What Toddlers Can Teach You About Corporate Change Management

What Toddlers Can Teach You About Corporate Change Management
Photo by Chris Lawton / Unsplash

Early in my career, someone asked a corporate executive I worked with how she manages to switch between getting her twin toddlers ready for school and then going straight to a 8am board meeting. She laughed and responded with “you know, dealing with toddlers and executives is not that different”. Everyone had a good laugh at the time.

More than a decade later, I find myself working from home with a toddler in the house and switching back and forth and back again between dealing with a toddler and being in high stress meetings leading an organization through change. I am amazed by how helpful interactions with my toddler have been in navigating corporate life, particularly leading through change.

Here are three change management tricks that parenting has taught me.

1. You can’t switch on the change

I recently received an email that went something like this-
"Dear Team,

We will be sunsetting tool x and replacing it with tool y. You will lose access to tool x on <date>."

This is like telling a toddler that they need to go to bed an entire hour early tomorrow because daylight savings time. It just doesn’t work. There is a very high probability any attempt at sudden change in bedtime will end in a toddler tantrum.

Lo and behold, once that email was sent, the corporate equivalent of a toddler tantrum ensued. One team was not bought into the idea of using tool y so they decided to use their own budget to keep using tool x on the side. Another team was upset that a feature (that no one ever used) in the original tool was missing from the new tool etc. etc. You get the idea.

A seasoned parent will tell you the best way to deal with daylight savings and toddlers is to start early. At least an entire week before daylight savings change is expected, start putting your toddler to bed 10 minutes earlier than the day before and repeat for 6 days.  By the time daylight savings comes, you have set yourself up for a seamless transition that your toddler won’t even notice.

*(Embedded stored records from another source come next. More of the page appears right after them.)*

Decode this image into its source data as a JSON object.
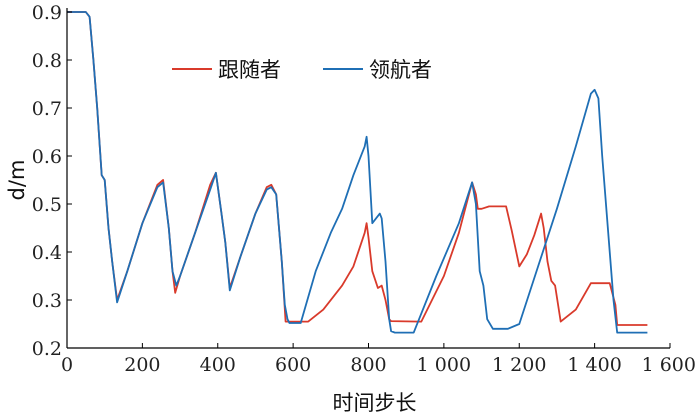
{
  "chart_data": {
    "type": "line",
    "xlabel": "时间步长",
    "ylabel": "d/m",
    "xlim": [
      0,
      1600
    ],
    "ylim": [
      0.2,
      0.9
    ],
    "xticks": [
      0,
      200,
      400,
      600,
      800,
      1000,
      1200,
      1400,
      1600
    ],
    "xtick_labels": [
      "0",
      "200",
      "400",
      "600",
      "800",
      "1 000",
      "1 200",
      "1 400",
      "1 600"
    ],
    "yticks": [
      0.2,
      0.3,
      0.4,
      0.5,
      0.6,
      0.7,
      0.8,
      0.9
    ],
    "ytick_labels": [
      "0.2",
      "0.3",
      "0.4",
      "0.5",
      "0.6",
      "0.7",
      "0.8",
      "0.9"
    ],
    "grid": false,
    "legend_position": "top-center",
    "series": [
      {
        "name": "跟随者",
        "color": "#d93a2b",
        "x": [
          0,
          50,
          60,
          70,
          80,
          92,
          100,
          110,
          120,
          133,
          160,
          200,
          240,
          255,
          270,
          280,
          287,
          300,
          340,
          380,
          395,
          410,
          420,
          432,
          460,
          500,
          530,
          542,
          555,
          570,
          580,
          640,
          680,
          730,
          760,
          790,
          795,
          800,
          810,
          825,
          835,
          845,
          855,
          860,
          940,
          1000,
          1040,
          1075,
          1085,
          1090,
          1100,
          1120,
          1165,
          1180,
          1200,
          1220,
          1240,
          1258,
          1265,
          1275,
          1285,
          1295,
          1310,
          1350,
          1390,
          1440,
          1455,
          1460,
          1540
        ],
        "values": [
          0.9,
          0.9,
          0.89,
          0.8,
          0.7,
          0.56,
          0.55,
          0.45,
          0.38,
          0.3,
          0.36,
          0.46,
          0.54,
          0.55,
          0.45,
          0.36,
          0.315,
          0.35,
          0.44,
          0.54,
          0.565,
          0.48,
          0.42,
          0.325,
          0.39,
          0.48,
          0.535,
          0.54,
          0.52,
          0.38,
          0.255,
          0.255,
          0.28,
          0.33,
          0.37,
          0.44,
          0.46,
          0.43,
          0.36,
          0.325,
          0.33,
          0.3,
          0.26,
          0.256,
          0.255,
          0.35,
          0.44,
          0.545,
          0.52,
          0.49,
          0.49,
          0.495,
          0.495,
          0.445,
          0.37,
          0.395,
          0.435,
          0.48,
          0.45,
          0.38,
          0.34,
          0.33,
          0.255,
          0.28,
          0.335,
          0.335,
          0.29,
          0.248,
          0.248
        ]
      },
      {
        "name": "领航者",
        "color": "#1f6fb5",
        "x": [
          0,
          50,
          60,
          70,
          80,
          92,
          100,
          110,
          120,
          133,
          160,
          200,
          240,
          255,
          270,
          280,
          290,
          300,
          340,
          380,
          395,
          410,
          420,
          432,
          460,
          500,
          530,
          542,
          555,
          570,
          578,
          585,
          590,
          620,
          660,
          700,
          730,
          760,
          790,
          795,
          800,
          810,
          820,
          830,
          835,
          845,
          855,
          860,
          870,
          920,
          980,
          1040,
          1075,
          1085,
          1095,
          1105,
          1115,
          1130,
          1170,
          1200,
          1250,
          1300,
          1350,
          1390,
          1400,
          1410,
          1420,
          1450,
          1460,
          1480,
          1540
        ],
        "values": [
          0.9,
          0.9,
          0.89,
          0.8,
          0.7,
          0.56,
          0.55,
          0.45,
          0.38,
          0.295,
          0.36,
          0.46,
          0.535,
          0.545,
          0.45,
          0.36,
          0.33,
          0.35,
          0.44,
          0.53,
          0.565,
          0.48,
          0.42,
          0.32,
          0.39,
          0.48,
          0.53,
          0.535,
          0.52,
          0.38,
          0.29,
          0.26,
          0.252,
          0.252,
          0.36,
          0.44,
          0.49,
          0.56,
          0.62,
          0.64,
          0.6,
          0.46,
          0.47,
          0.48,
          0.47,
          0.38,
          0.26,
          0.235,
          0.232,
          0.232,
          0.35,
          0.46,
          0.545,
          0.5,
          0.36,
          0.33,
          0.26,
          0.24,
          0.24,
          0.25,
          0.37,
          0.49,
          0.62,
          0.73,
          0.738,
          0.72,
          0.6,
          0.3,
          0.232,
          0.232,
          0.232
        ]
      }
    ]
  }
}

If you want to roll out a new tool, or process in an organization, the key is to start small. Very small. Let’s say you are going to be using a new reporting tool but all the current reports are in the old tool. Pick one report from one team and transition that to the new tool. Once folks have had some time to adjust to that, pick another report and so on. Pause and walk people through the new format, benefits it has and address their concerns. Win one person, one team over at a time and before you know it, you will have everyone’s reports moved over and everyone bought in to the new tool. It’s magic.

2. Show, Don’t Tell

Jenny Rosenstarch, author of “Dinner: A Love Story”, shares this tip on how to get a picky toddler to eat more variety-

"Never Answer a Kid When He or She Asks “What’s For Dinner?” Especially if it’s something new. Just repeat these words: “I don't know yet” Giving a kid some time to think about a dish that they potentially hate or that is just downright mysterious gives them a window to formulate an argument against the food — and also gives them time to convince you to make them something else. Repeat: I Don’t Know Yet."

I was skeptical of this advice at first. But, it works! When you put new food in front of a child that is hungry, there is a very good chance they will just eat it. Whereas the same child may revolt if they know you are making something new and strange ahead of time.

The same thing works in corporate management. If you know that there is a better way to do something, go ahead and do it and show how it would work. If you have a new idea for how to do quarterly planning or a new KPI that you think should be measured, go ahead and start measuring it. If you are right and others start to see the value in what you are doing, there is a very good chance they will come along and support you. Whereas if you try to meet with everyone ahead of time and get them to theoretically agree with your proposal, there is a good chance you will meet with a lot of objections and preference for the status-quo.

3. Systems are a lot easier to change than people

My toddler likes to sit on the counter with me every morning while I make breakfast. We had some items on the counter that were within his reach like the olive oil dispenser, and some spices. Day after day, I told him that he can sit on the counter but he can’t touch the oil dispenser. Of course, he nodded okay and then proceeded to touch the dispenser. One day, I had the genius idea that I would just move the items to the other side of the counter where he couldn’t see or touch them. Problem solved. He never asked for them or miss them or even notice they were gone. Why didn’t I just do this before?

In the corporate world, when we are trying to get someone to change their habits, we sometimes think that telling them and getting their agreement is enough. Often, it is not. We need to create systems that make it easy for people to do what we need them to do. A simple example, we needed our sales team to confirm and update customer addresses when customers had moved. Despite training and repeated reminders, the sales reps often forgot to do this. Solution? I added a pop-up to the CRM tool the sales team was using that pulled in the current address on file and asked to verify the address whenever the rep tweaked anything else on the customer record. The # of address updates went up 4x with this simple tweak. Introducing this step into their workflow was just what they needed to remember.

Toddlers have a way of laying bare the innate human desires and needs that are at the root of all human interactions. Adults use etiquette, niceties, logic and protocols learned over the years to cover up their needs and in the process overcomplicate the situation. I’ve found the daily reminder from my toddler to not lose sight of these basics immensely beneficial in my professional life. What has parenting taught you that has benefitted your professional life?